Prove variant of triangle inequality containing p-th power for 0 < p < 1

Sorry if this is a trivial question, but I am kind of stuck with proving the following inequality and have been searching for a while:

$\rho \left( \sum\limits_i^n d_i \right) \leq \sum\limits_i^n \;\rho(d_i)\;$ with $\rho(d_k) := |d_k|^p, \quad 0 < p < 1 $ and $ d_i \in \mathbb{R}$.

I encountered this situation while dealing with an energy-based regularization approach. While I do not expect this inequality to hold for $p > 1$, I basically believe that it does so for $0 < p < 1$, implying that the energy $\rho$ for the sum of all $d_i$ is lower than the sum of energies of the individual $d_i$, under such a quasi-norm. I attempted to show this for the less general case where $p := \frac{q}{r}$ is a rational number, by raising both sides to the $r$-th power:

$\mid\sum\limits_i^n d_i\mid^p \leq \sum\limits_i^n \mid d_i \mid^p \; \Leftrightarrow \; \mid\sum\limits_i^n d_i\mid^q \leq \left( \sum\limits_i^n \mid d_i \mid^p \right)^r = \sum\limits_i^n \mid d_i \mid^{pr} + u = \sum\limits_i^n \mid d_i \mid^{q} + u$,

where $u$ contains a sum of mixed terms.
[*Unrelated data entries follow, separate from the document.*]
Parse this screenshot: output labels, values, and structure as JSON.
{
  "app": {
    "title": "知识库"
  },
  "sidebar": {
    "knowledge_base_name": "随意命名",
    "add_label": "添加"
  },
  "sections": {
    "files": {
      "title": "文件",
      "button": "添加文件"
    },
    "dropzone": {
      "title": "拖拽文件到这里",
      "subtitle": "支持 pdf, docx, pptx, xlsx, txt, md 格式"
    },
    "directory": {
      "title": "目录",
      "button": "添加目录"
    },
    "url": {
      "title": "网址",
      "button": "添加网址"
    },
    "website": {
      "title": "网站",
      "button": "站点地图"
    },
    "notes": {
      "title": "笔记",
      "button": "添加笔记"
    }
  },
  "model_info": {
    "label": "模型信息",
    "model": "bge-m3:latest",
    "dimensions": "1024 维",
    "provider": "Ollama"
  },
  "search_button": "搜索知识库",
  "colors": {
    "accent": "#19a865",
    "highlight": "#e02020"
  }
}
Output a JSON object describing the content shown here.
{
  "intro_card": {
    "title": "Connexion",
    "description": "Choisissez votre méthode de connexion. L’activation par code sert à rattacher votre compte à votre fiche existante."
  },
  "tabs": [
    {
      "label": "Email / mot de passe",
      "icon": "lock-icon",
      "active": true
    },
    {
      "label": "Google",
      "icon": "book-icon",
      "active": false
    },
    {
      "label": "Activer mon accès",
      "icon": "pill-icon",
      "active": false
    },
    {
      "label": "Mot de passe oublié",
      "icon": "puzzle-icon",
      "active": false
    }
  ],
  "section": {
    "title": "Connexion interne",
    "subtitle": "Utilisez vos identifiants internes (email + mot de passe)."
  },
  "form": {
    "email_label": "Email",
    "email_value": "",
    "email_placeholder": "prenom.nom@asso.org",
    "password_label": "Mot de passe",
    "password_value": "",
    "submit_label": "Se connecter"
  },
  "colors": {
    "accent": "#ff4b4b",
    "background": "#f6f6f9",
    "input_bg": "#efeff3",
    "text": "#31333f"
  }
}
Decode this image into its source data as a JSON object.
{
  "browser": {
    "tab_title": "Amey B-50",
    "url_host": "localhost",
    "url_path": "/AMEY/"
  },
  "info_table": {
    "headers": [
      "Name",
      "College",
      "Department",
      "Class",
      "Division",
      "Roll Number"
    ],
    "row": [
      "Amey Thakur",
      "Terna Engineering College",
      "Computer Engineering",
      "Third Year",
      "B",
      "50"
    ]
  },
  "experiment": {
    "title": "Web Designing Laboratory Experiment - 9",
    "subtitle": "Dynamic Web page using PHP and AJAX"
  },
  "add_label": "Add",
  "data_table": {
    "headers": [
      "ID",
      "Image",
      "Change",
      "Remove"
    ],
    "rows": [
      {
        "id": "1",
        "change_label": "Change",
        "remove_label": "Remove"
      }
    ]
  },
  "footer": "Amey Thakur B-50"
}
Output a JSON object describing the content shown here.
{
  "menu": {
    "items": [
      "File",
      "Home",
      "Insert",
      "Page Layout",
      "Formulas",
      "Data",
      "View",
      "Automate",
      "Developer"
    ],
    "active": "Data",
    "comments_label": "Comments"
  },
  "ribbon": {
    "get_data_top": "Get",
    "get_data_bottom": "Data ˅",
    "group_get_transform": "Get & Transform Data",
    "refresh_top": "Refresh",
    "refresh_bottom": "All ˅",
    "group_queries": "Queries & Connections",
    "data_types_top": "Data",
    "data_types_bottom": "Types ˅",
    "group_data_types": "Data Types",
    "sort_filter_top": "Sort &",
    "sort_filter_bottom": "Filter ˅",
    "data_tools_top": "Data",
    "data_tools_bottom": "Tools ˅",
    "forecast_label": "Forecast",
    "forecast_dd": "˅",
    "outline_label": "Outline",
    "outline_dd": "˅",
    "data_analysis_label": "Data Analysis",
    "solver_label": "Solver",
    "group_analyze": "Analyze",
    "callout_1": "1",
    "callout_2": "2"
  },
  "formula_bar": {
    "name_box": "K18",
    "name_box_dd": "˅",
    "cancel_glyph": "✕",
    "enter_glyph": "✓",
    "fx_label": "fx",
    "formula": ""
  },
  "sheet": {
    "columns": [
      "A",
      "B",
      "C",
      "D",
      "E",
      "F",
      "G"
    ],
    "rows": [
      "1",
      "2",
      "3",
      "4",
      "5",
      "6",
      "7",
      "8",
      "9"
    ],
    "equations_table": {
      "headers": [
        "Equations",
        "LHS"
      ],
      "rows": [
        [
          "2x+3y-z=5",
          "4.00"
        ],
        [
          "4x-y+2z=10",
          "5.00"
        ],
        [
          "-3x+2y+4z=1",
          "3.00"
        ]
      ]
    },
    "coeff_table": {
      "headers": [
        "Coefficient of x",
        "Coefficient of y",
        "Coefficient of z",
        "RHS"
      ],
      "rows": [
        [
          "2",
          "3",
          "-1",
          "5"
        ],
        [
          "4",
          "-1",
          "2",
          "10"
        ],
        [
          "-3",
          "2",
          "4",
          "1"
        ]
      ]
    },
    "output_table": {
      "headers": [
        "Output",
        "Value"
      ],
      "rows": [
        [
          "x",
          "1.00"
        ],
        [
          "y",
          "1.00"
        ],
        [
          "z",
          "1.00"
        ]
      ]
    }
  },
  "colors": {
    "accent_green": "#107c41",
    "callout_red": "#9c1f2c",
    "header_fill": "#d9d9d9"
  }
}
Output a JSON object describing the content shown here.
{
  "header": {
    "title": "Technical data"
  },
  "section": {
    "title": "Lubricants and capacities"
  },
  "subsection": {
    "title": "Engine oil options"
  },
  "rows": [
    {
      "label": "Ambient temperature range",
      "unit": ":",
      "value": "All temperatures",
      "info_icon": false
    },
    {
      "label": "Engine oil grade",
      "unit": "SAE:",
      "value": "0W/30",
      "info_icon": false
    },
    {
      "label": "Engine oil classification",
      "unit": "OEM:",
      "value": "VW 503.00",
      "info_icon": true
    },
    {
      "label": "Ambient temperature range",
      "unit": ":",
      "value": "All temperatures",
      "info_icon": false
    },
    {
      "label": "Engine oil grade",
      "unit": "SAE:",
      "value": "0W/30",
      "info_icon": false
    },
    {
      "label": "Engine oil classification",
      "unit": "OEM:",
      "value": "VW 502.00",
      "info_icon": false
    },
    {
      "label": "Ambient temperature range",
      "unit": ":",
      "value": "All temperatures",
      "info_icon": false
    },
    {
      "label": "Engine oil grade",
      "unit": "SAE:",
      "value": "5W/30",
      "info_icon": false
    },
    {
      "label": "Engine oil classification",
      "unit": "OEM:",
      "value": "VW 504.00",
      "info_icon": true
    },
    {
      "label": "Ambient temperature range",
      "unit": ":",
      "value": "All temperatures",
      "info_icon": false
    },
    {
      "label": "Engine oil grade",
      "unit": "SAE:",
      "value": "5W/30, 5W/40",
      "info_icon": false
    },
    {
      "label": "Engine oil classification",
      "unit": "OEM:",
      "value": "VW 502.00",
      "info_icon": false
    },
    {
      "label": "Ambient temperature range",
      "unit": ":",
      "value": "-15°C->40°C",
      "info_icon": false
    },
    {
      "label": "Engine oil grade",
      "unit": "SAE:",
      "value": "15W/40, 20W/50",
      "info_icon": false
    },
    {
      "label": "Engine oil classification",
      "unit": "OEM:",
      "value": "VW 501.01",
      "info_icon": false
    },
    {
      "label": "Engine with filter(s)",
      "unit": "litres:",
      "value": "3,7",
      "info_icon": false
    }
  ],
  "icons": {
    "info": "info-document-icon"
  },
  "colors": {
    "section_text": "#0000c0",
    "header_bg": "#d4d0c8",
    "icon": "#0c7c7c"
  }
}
Next, I tried to get rid of the $q$ exponent in order to somehow make use of the triangle inequality. However, it seems like I am going in circles here.

Could somebody give me a hint on how to better approach this? Is there an existing inequality that I could use in proving this? I guess these are basics that have been studied before, I am just not sure what keywords to search for. Thank you very much!

Solution 1:

A function $f: \mathbb R \to \mathbb R$ is called subadditive if $f(x+y)\le f(x)+f(y)$ for each $x,y\in\mathbb R$. You are asking whether the function $f(x)=|x|^p$ is subadditive for $0<p<1$.

According to wikipedia article every concave function with $f(0)=0$ is subadditive. The proof from wikipedia:
$f(x) \ge \frac{y}{x+y} f(0) + \frac{x}{x+y} f(x+y)$
$f(y) \ge \frac{x}{x+y} f(0) + \frac{y}{x+y} f(x+y)$.
By adding these inequalites together you get $$f(x)+f(y)\ge f(x+y).$$ If I understood the proof given at wikipedia correctly, this works only for $x,y\ge 0$.

But since your function has property $f(x)=f(|x|)$ and it is increasing on $[0,\infty)$, I believe this should suffice in your case. Namely if we already have subadditivity for positive $x$ and $y$, we get: $$f(x+y) = f(|x+y|) \le f(|x|+|y|) \le f(|x|) + f(|y|) = f(x)+f(y).$$

So you only need to verify that your function is concave.

Here's another reference for a similar result:

Functional analysis and semi-groups By Einar Hille, Ralph S. Phillips, Theorem 7.2.5:

A necessary and sufficient condition that a measurable concave function $f(t)$ be subadditive on $(0,\infty)$ is that $f(0+)\ge 0$.